NOAA_health_ttl<-subset(NOAA,
(NOAA$eventType %in% health_loss_ttl$eventType),
select = c("STATE", "BGN_DATE", "BGN_TIME", "TIME_ZONE",
"EVTYPE", "FATALITIES", "INJURIES",
"PROPDMG", "PROPDMGEXP", "CROPDMG", "CROPDMGEXP",
"REFNUM", "REMARKS",
"ds_bgn_date", "ds_bgn_year", "proploss", "croploss", "ttlloss", "eventType"))
NOAA_health_ttl$eventType <- as.character(NOAA_health_ttl$eventType)
NOAA_health_ttl$eventType <- as.factor(NOAA_health_ttl$eventType)
health <- ddply(NOAA_health_ttl,
.(ds_bgn_year, eventType),
summarize,
ttl_loss = sum((FATALITIES+INJURIES), na.rm = T))
xyplot((ttl_loss) ~ ds_bgn_year | eventType, health,
type = "p",
layout = c(2, 5),
auto.key = list(space = "right"),
ylab = "Loss of Life",
xlab = "Years",
main = "Most harmful Events w/ respect to population health")
#
# Q2. Across the United States, which types of events have the greatest economic consequences?
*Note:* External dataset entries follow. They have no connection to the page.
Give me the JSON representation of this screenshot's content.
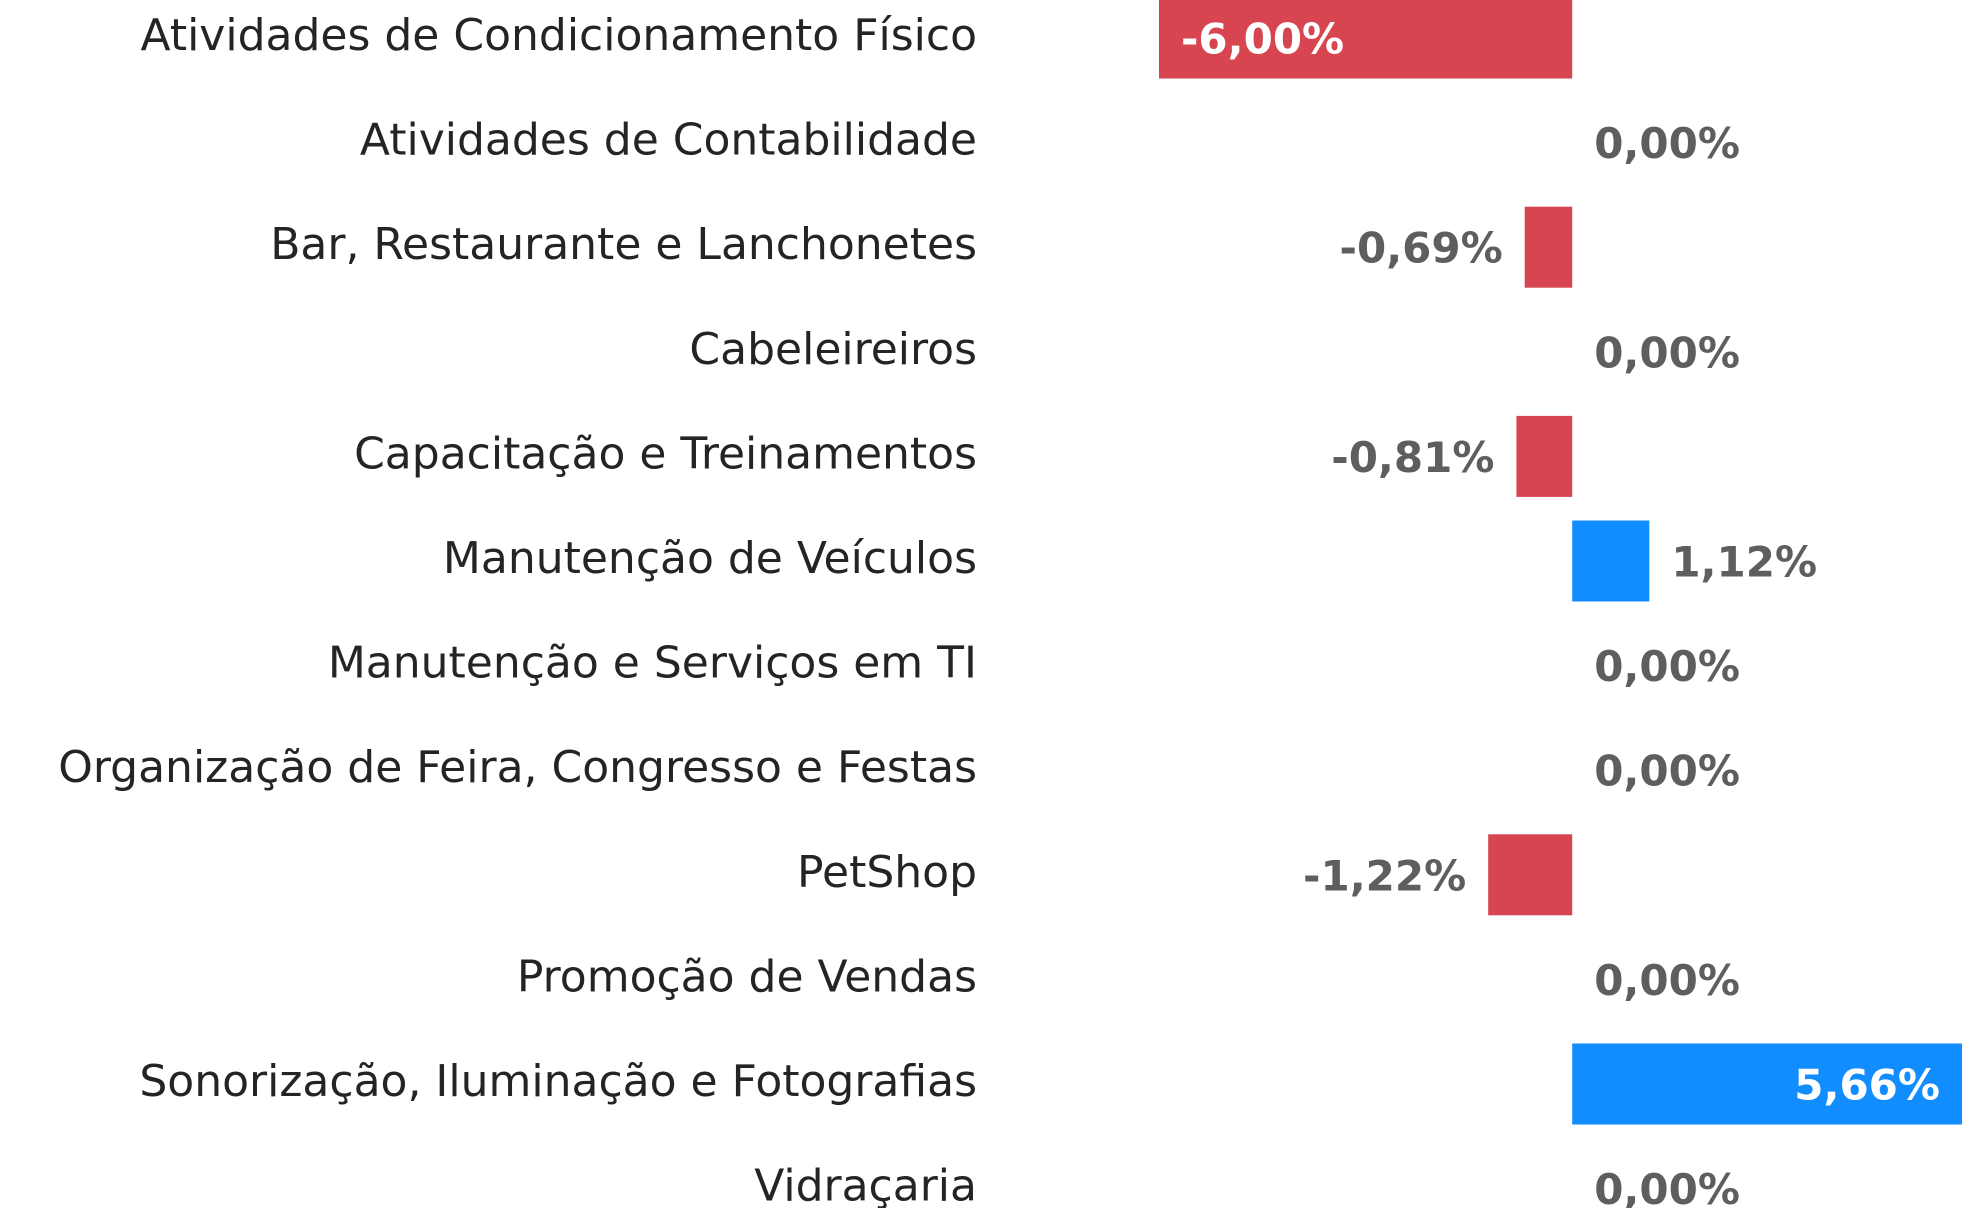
{
  "chart_data": {
    "type": "bar",
    "orientation": "horizontal",
    "categories": [
      "Atividades de Condicionamento Físico",
      "Atividades de Contabilidade",
      "Bar, Restaurante e Lanchonetes",
      "Cabeleireiros",
      "Capacitação e Treinamentos",
      "Manutenção de Veículos",
      "Manutenção e Serviços em TI",
      "Organização de Feira, Congresso e Festas",
      "PetShop",
      "Promoção de Vendas",
      "Sonorização, Iluminação e Fotografias",
      "Vidraçaria"
    ],
    "values": [
      -6.0,
      0.0,
      -0.69,
      0.0,
      -0.81,
      1.12,
      0.0,
      0.0,
      -1.22,
      0.0,
      5.66,
      0.0
    ],
    "value_labels": [
      "-6,00%",
      "0,00%",
      "-0,69%",
      "0,00%",
      "-0,81%",
      "1,12%",
      "0,00%",
      "0,00%",
      "-1,22%",
      "0,00%",
      "5,66%",
      "0,00%"
    ],
    "negative_color": "#d64550",
    "positive_color": "#118dff"
  }
}
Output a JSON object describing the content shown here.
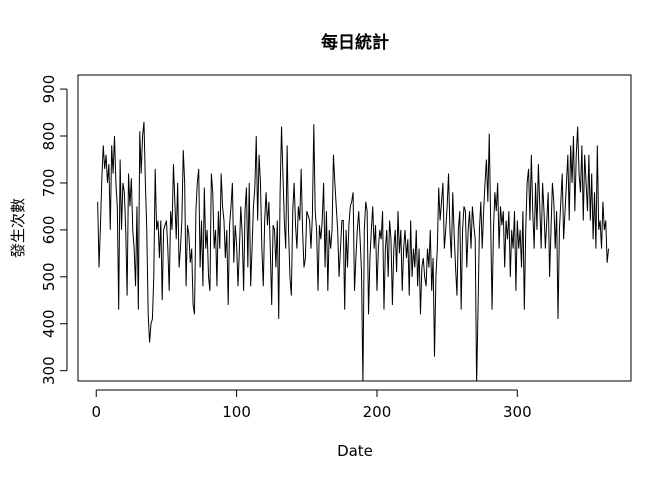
{
  "chart_data": {
    "type": "line",
    "title": "每日統計",
    "x_label": "Date",
    "y_label": "發生次數",
    "color": "#000000",
    "xlim": [
      -13,
      381
    ],
    "xticks": [
      0,
      100,
      200,
      300
    ],
    "ylim": [
      278,
      930
    ],
    "yticks": [
      300,
      400,
      500,
      600,
      700,
      800,
      900
    ],
    "x": [
      1,
      2,
      3,
      4,
      5,
      6,
      7,
      8,
      9,
      10,
      11,
      12,
      13,
      14,
      15,
      16,
      17,
      18,
      19,
      20,
      21,
      22,
      23,
      24,
      25,
      26,
      27,
      28,
      29,
      30,
      31,
      32,
      33,
      34,
      35,
      36,
      37,
      38,
      39,
      40,
      41,
      42,
      43,
      44,
      45,
      46,
      47,
      48,
      49,
      50,
      51,
      52,
      53,
      54,
      55,
      56,
      57,
      58,
      59,
      60,
      61,
      62,
      63,
      64,
      65,
      66,
      67,
      68,
      69,
      70,
      71,
      72,
      73,
      74,
      75,
      76,
      77,
      78,
      79,
      80,
      81,
      82,
      83,
      84,
      85,
      86,
      87,
      88,
      89,
      90,
      91,
      92,
      93,
      94,
      95,
      96,
      97,
      98,
      99,
      100,
      101,
      102,
      103,
      104,
      105,
      106,
      107,
      108,
      109,
      110,
      111,
      112,
      113,
      114,
      115,
      116,
      117,
      118,
      119,
      120,
      121,
      122,
      123,
      124,
      125,
      126,
      127,
      128,
      129,
      130,
      131,
      132,
      133,
      134,
      135,
      136,
      137,
      138,
      139,
      140,
      141,
      142,
      143,
      144,
      145,
      146,
      147,
      148,
      149,
      150,
      151,
      152,
      153,
      154,
      155,
      156,
      157,
      158,
      159,
      160,
      161,
      162,
      163,
      164,
      165,
      166,
      167,
      168,
      169,
      170,
      171,
      172,
      173,
      174,
      175,
      176,
      177,
      178,
      179,
      180,
      181,
      182,
      183,
      184,
      185,
      186,
      187,
      188,
      189,
      190,
      191,
      192,
      193,
      194,
      195,
      196,
      197,
      198,
      199,
      200,
      201,
      202,
      203,
      204,
      205,
      206,
      207,
      208,
      209,
      210,
      211,
      212,
      213,
      214,
      215,
      216,
      217,
      218,
      219,
      220,
      221,
      222,
      223,
      224,
      225,
      226,
      227,
      228,
      229,
      230,
      231,
      232,
      233,
      234,
      235,
      236,
      237,
      238,
      239,
      240,
      241,
      242,
      243,
      244,
      245,
      246,
      247,
      248,
      249,
      250,
      251,
      252,
      253,
      254,
      255,
      256,
      257,
      258,
      259,
      260,
      261,
      262,
      263,
      264,
      265,
      266,
      267,
      268,
      269,
      270,
      271,
      272,
      273,
      274,
      275,
      276,
      277,
      278,
      279,
      280,
      281,
      282,
      283,
      284,
      285,
      286,
      287,
      288,
      289,
      290,
      291,
      292,
      293,
      294,
      295,
      296,
      297,
      298,
      299,
      300,
      301,
      302,
      303,
      304,
      305,
      306,
      307,
      308,
      309,
      310,
      311,
      312,
      313,
      314,
      315,
      316,
      317,
      318,
      319,
      320,
      321,
      322,
      323,
      324,
      325,
      326,
      327,
      328,
      329,
      330,
      331,
      332,
      333,
      334,
      335,
      336,
      337,
      338,
      339,
      340,
      341,
      342,
      343,
      344,
      345,
      346,
      347,
      348,
      349,
      350,
      351,
      352,
      353,
      354,
      355,
      356,
      357,
      358,
      359,
      360,
      361,
      362,
      363,
      364,
      365
    ],
    "values": [
      660,
      520,
      610,
      710,
      780,
      730,
      760,
      700,
      740,
      600,
      780,
      720,
      800,
      700,
      650,
      430,
      750,
      600,
      700,
      680,
      600,
      460,
      720,
      650,
      710,
      600,
      560,
      480,
      650,
      430,
      810,
      720,
      800,
      830,
      700,
      600,
      420,
      360,
      400,
      410,
      500,
      730,
      600,
      620,
      540,
      620,
      450,
      600,
      610,
      620,
      560,
      470,
      640,
      600,
      740,
      660,
      580,
      700,
      520,
      560,
      620,
      770,
      700,
      480,
      610,
      590,
      530,
      560,
      440,
      420,
      640,
      700,
      730,
      520,
      620,
      480,
      690,
      560,
      600,
      500,
      470,
      720,
      680,
      560,
      600,
      480,
      640,
      560,
      720,
      650,
      620,
      540,
      600,
      440,
      610,
      650,
      700,
      530,
      610,
      570,
      480,
      560,
      650,
      590,
      470,
      640,
      690,
      520,
      700,
      480,
      560,
      650,
      690,
      800,
      620,
      760,
      700,
      560,
      480,
      620,
      680,
      610,
      660,
      560,
      440,
      610,
      600,
      520,
      620,
      410,
      680,
      820,
      720,
      620,
      560,
      780,
      600,
      500,
      460,
      640,
      700,
      610,
      560,
      650,
      620,
      730,
      600,
      520,
      540,
      640,
      630,
      620,
      560,
      630,
      825,
      640,
      600,
      470,
      610,
      580,
      620,
      700,
      520,
      640,
      470,
      600,
      560,
      600,
      760,
      700,
      650,
      600,
      500,
      560,
      620,
      620,
      430,
      600,
      520,
      610,
      650,
      660,
      680,
      470,
      540,
      600,
      640,
      580,
      510,
      270,
      600,
      660,
      640,
      420,
      540,
      600,
      650,
      560,
      610,
      470,
      560,
      600,
      580,
      640,
      430,
      560,
      600,
      500,
      620,
      580,
      440,
      560,
      600,
      510,
      640,
      550,
      600,
      470,
      560,
      600,
      540,
      580,
      460,
      620,
      500,
      560,
      520,
      600,
      480,
      560,
      420,
      520,
      540,
      500,
      480,
      560,
      520,
      600,
      470,
      540,
      330,
      500,
      560,
      690,
      620,
      660,
      700,
      560,
      600,
      650,
      720,
      600,
      540,
      680,
      590,
      520,
      460,
      600,
      640,
      430,
      600,
      650,
      640,
      520,
      600,
      640,
      560,
      650,
      610,
      580,
      270,
      430,
      600,
      660,
      560,
      640,
      700,
      750,
      660,
      805,
      620,
      430,
      600,
      680,
      640,
      700,
      560,
      650,
      610,
      640,
      520,
      620,
      580,
      640,
      500,
      600,
      560,
      640,
      470,
      620,
      560,
      600,
      520,
      640,
      430,
      600,
      700,
      730,
      620,
      760,
      640,
      560,
      700,
      600,
      740,
      650,
      560,
      700,
      640,
      560,
      620,
      680,
      500,
      600,
      700,
      660,
      560,
      640,
      410,
      600,
      660,
      720,
      580,
      640,
      700,
      760,
      620,
      780,
      700,
      800,
      640,
      760,
      820,
      720,
      680,
      780,
      620,
      760,
      700,
      640,
      760,
      620,
      720,
      580,
      680,
      560,
      780,
      600,
      620,
      560,
      660,
      600,
      620,
      530,
      560
    ]
  }
}
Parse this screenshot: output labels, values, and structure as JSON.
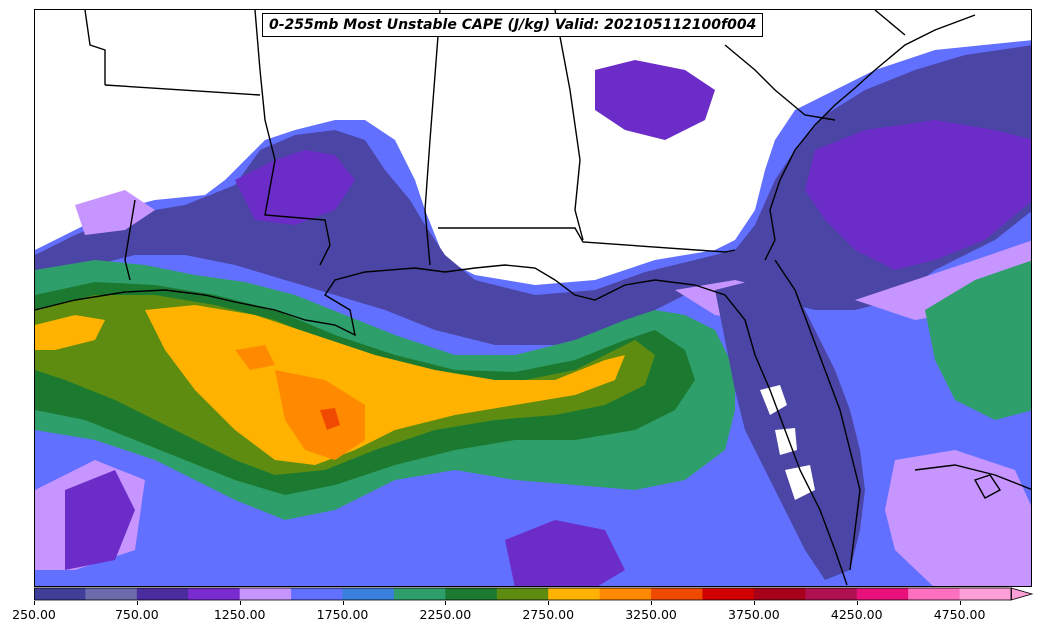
{
  "title": "0-255mb Most Unstable CAPE (J/kg) Valid: 202105112100f004",
  "colorbar": {
    "min": 250,
    "max": 4750,
    "step": 250,
    "extend": "max",
    "tick_labels": [
      "250.00",
      "750.00",
      "1250.00",
      "1750.00",
      "2250.00",
      "2750.00",
      "3250.00",
      "3750.00",
      "4250.00",
      "4750.00"
    ],
    "colors": [
      "#3f3f9a",
      "#6b6bab",
      "#4b2c9f",
      "#7a2bd0",
      "#c795ff",
      "#6270ff",
      "#3a7fdc",
      "#2e9e6b",
      "#1b7a2f",
      "#5e8c10",
      "#ffb300",
      "#ff8a00",
      "#f04a00",
      "#d10000",
      "#a6001a",
      "#b0104f",
      "#e8107a",
      "#ff6fc0",
      "#ff9fd8"
    ],
    "extend_color": "#ff9fd8"
  },
  "map": {
    "background": "#ffffff",
    "boundary_color": "#000000"
  }
}
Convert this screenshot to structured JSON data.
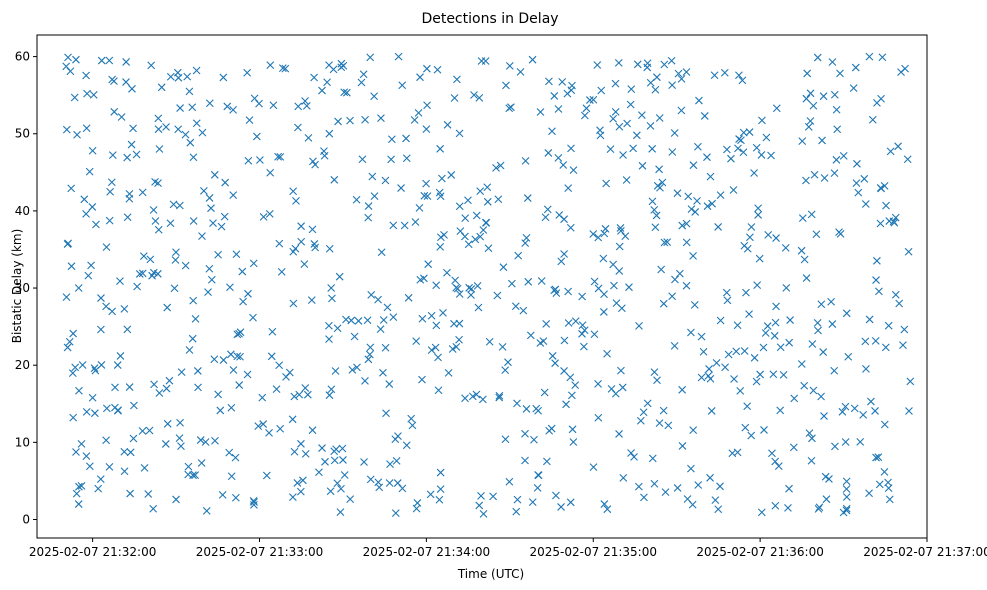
{
  "chart_data": {
    "type": "scatter",
    "title": "Detections in Delay",
    "xlabel": "Time (UTC)",
    "ylabel": "Bistatic Delay (km)",
    "marker": "x",
    "color": "#1f77b4",
    "grid": false,
    "x_tick_labels": [
      "2025-02-07 21:32:00",
      "2025-02-07 21:33:00",
      "2025-02-07 21:34:00",
      "2025-02-07 21:35:00",
      "2025-02-07 21:36:00",
      "2025-02-07 21:37:00"
    ],
    "y_ticks": [
      0,
      10,
      20,
      30,
      40,
      50,
      60
    ],
    "xlim": [
      "2025-02-07 21:31:40",
      "2025-02-07 21:37:00"
    ],
    "ylim": [
      -2.4,
      62.8
    ],
    "point_count": 900,
    "x_range": [
      "2025-02-07 21:31:50",
      "2025-02-07 21:36:54"
    ],
    "y_range": [
      0.7,
      60.0
    ],
    "points": [
      {
        "t": "21:31:51",
        "d": 22.3
      },
      {
        "t": "21:31:51",
        "d": 35.7
      },
      {
        "t": "21:31:52",
        "d": 58.1
      },
      {
        "t": "21:31:53",
        "d": 13.2
      },
      {
        "t": "21:31:53",
        "d": 24.1
      },
      {
        "t": "21:31:54",
        "d": 59.6
      },
      {
        "t": "21:31:55",
        "d": 30.0
      },
      {
        "t": "21:31:55",
        "d": 2.0
      },
      {
        "t": "21:31:56",
        "d": 9.8
      },
      {
        "t": "21:31:57",
        "d": 41.5
      },
      {
        "t": "21:31:58",
        "d": 55.2
      },
      {
        "t": "21:31:59",
        "d": 6.9
      },
      {
        "t": "21:32:00",
        "d": 47.8
      },
      {
        "t": "21:32:01",
        "d": 19.3
      },
      {
        "t": "21:32:02",
        "d": 4.0
      },
      {
        "t": "21:32:03",
        "d": 28.7
      },
      {
        "t": "21:32:05",
        "d": 35.3
      },
      {
        "t": "21:32:06",
        "d": 59.5
      },
      {
        "t": "21:32:08",
        "d": 14.5
      },
      {
        "t": "21:32:10",
        "d": 21.2
      },
      {
        "t": "21:32:12",
        "d": 56.7
      },
      {
        "t": "21:32:14",
        "d": 48.6
      },
      {
        "t": "21:32:16",
        "d": 30.2
      },
      {
        "t": "21:32:18",
        "d": 42.4
      },
      {
        "t": "21:32:20",
        "d": 3.3
      },
      {
        "t": "21:32:22",
        "d": 32.0
      },
      {
        "t": "21:32:24",
        "d": 16.4
      },
      {
        "t": "21:32:27",
        "d": 12.4
      },
      {
        "t": "21:32:28",
        "d": 38.4
      },
      {
        "t": "21:32:30",
        "d": 2.6
      },
      {
        "t": "21:32:32",
        "d": 19.1
      },
      {
        "t": "21:32:34",
        "d": 57.4
      },
      {
        "t": "21:32:37",
        "d": 26.0
      },
      {
        "t": "21:32:40",
        "d": 42.6
      },
      {
        "t": "21:32:44",
        "d": 10.2
      },
      {
        "t": "21:32:47",
        "d": 57.3
      },
      {
        "t": "21:32:50",
        "d": 5.6
      },
      {
        "t": "21:32:53",
        "d": 21.1
      },
      {
        "t": "21:32:56",
        "d": 46.5
      },
      {
        "t": "21:32:58",
        "d": 1.9
      },
      {
        "t": "21:33:01",
        "d": 15.8
      },
      {
        "t": "21:33:05",
        "d": 53.7
      },
      {
        "t": "21:33:08",
        "d": 32.1
      },
      {
        "t": "21:33:12",
        "d": 2.9
      },
      {
        "t": "21:33:15",
        "d": 36.0
      },
      {
        "t": "21:33:20",
        "d": 46.0
      },
      {
        "t": "21:33:25",
        "d": 58.9
      },
      {
        "t": "21:33:28",
        "d": 4.7
      },
      {
        "t": "21:33:33",
        "d": 25.8
      },
      {
        "t": "21:33:40",
        "d": 5.2
      },
      {
        "t": "21:33:46",
        "d": 27.5
      },
      {
        "t": "21:33:50",
        "d": 60.0
      },
      {
        "t": "21:33:55",
        "d": 12.2
      },
      {
        "t": "21:34:00",
        "d": 50.6
      },
      {
        "t": "21:34:04",
        "d": 58.3
      },
      {
        "t": "21:34:08",
        "d": 19.0
      },
      {
        "t": "21:34:12",
        "d": 40.6
      },
      {
        "t": "21:34:18",
        "d": 16.2
      },
      {
        "t": "21:34:24",
        "d": 3.0
      },
      {
        "t": "21:34:30",
        "d": 58.8
      },
      {
        "t": "21:34:36",
        "d": 36.5
      },
      {
        "t": "21:34:40",
        "d": 4.1
      },
      {
        "t": "21:34:46",
        "d": 54.9
      },
      {
        "t": "21:34:52",
        "d": 48.1
      },
      {
        "t": "21:34:56",
        "d": 28.9
      },
      {
        "t": "21:35:00",
        "d": 37.0
      },
      {
        "t": "21:35:04",
        "d": 2.0
      },
      {
        "t": "21:35:08",
        "d": 56.5
      },
      {
        "t": "21:35:12",
        "d": 44.0
      },
      {
        "t": "21:35:16",
        "d": 59.0
      },
      {
        "t": "21:35:22",
        "d": 19.1
      },
      {
        "t": "21:35:27",
        "d": 12.2
      },
      {
        "t": "21:35:32",
        "d": 38.1
      },
      {
        "t": "21:35:38",
        "d": 54.3
      },
      {
        "t": "21:35:42",
        "d": 5.4
      },
      {
        "t": "21:35:48",
        "d": 29.4
      },
      {
        "t": "21:35:54",
        "d": 47.6
      },
      {
        "t": "21:36:00",
        "d": 18.8
      },
      {
        "t": "21:36:06",
        "d": 53.3
      },
      {
        "t": "21:36:10",
        "d": 1.5
      },
      {
        "t": "21:36:16",
        "d": 33.7
      },
      {
        "t": "21:36:22",
        "d": 27.9
      },
      {
        "t": "21:36:26",
        "d": 59.3
      },
      {
        "t": "21:36:30",
        "d": 0.9
      },
      {
        "t": "21:36:34",
        "d": 14.4
      },
      {
        "t": "21:36:38",
        "d": 40.9
      },
      {
        "t": "21:36:42",
        "d": 54.0
      },
      {
        "t": "21:36:46",
        "d": 4.8
      },
      {
        "t": "21:36:50",
        "d": 28.0
      },
      {
        "t": "21:36:54",
        "d": 17.9
      }
    ]
  }
}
# -- -- -- -- -- -- -- -- -- -- -- -- -- -- -- -- -- -- -- -- -- -- -- -- -- -- -- -- -- --
# get Worst Events by Total Loss (Propoerty + Crop) Loss
#
event_loss_ttl <- aggregate(ttlloss ~ eventType,
data = NOAA, sum) # aggregate ttlDamage by eventType only
event_loss_ttl <- event_loss_ttl[order(-event_loss_ttl[,"ttlloss"]), ][1:10,] # top 10 mostCostly
event_loss_ttl$eventType <- as.character(event_loss_ttl$eventType)
event_loss_ttl$eventType <- factor(event_loss_ttl$eventType) # re-level the eventType
# Now subset data again for biggest disasters.
NOAA_loss_ttl<-subset(NOAA,
(NOAA$eventType %in% event_loss_ttl$eventType),
select = c("STATE", "BGN_DATE", "BGN_TIME", "TIME_ZONE",
"EVTYPE", "FATALITIES", "INJURIES",
"PROPDMG", "PROPDMGEXP", "CROPDMG", "CROPDMGEXP",
"REFNUM", "REMARKS", "ds_bgn_date", "ds_bgn_year",
"proploss", "croploss", "ttlloss", "eventType"))
NOAA_loss_ttl$eventType <- as.character(NOAA_loss_ttl$eventType)
NOAA_loss_ttl$eventType <- as.factor(NOAA_loss_ttl$eventType)
t2 <- ddply(NOAA_loss_ttl,
.(ds_bgn_year, eventType),
summarize,
ttl_loss = sum(ttlloss, na.rm = T))
xyplot((ttl_loss/10^9) ~ ds_bgn_year | eventType, t1,
type = "p",
layout = c(2, 5),
auto.key = list(space = "right"),
ylab = "Loss (in Billions)",
xlab = "Years",
main = "Total Loss (Property+Crop)")
The most harmful events are “TORNADO” followed by “EXCESSIVE HEAT”. The events of greatest economic consequences are “TORNADO” followed by “EXCESSIVE HEAT”
However Caution needs to be exercised after seeing the graphs, which indicate that some data is still missing. Hurricane/Typoon data seems to be missing for years 2006 & 2010. Heat Data is missing for 1996, 1999, 2002-2005.
However Caution needs to be exercised after seeing the graphs, which indicate that some data is still missing. StormSurge data seems to be missing for years 2007-2011, Hurricane data is missing for 2006 & 2010.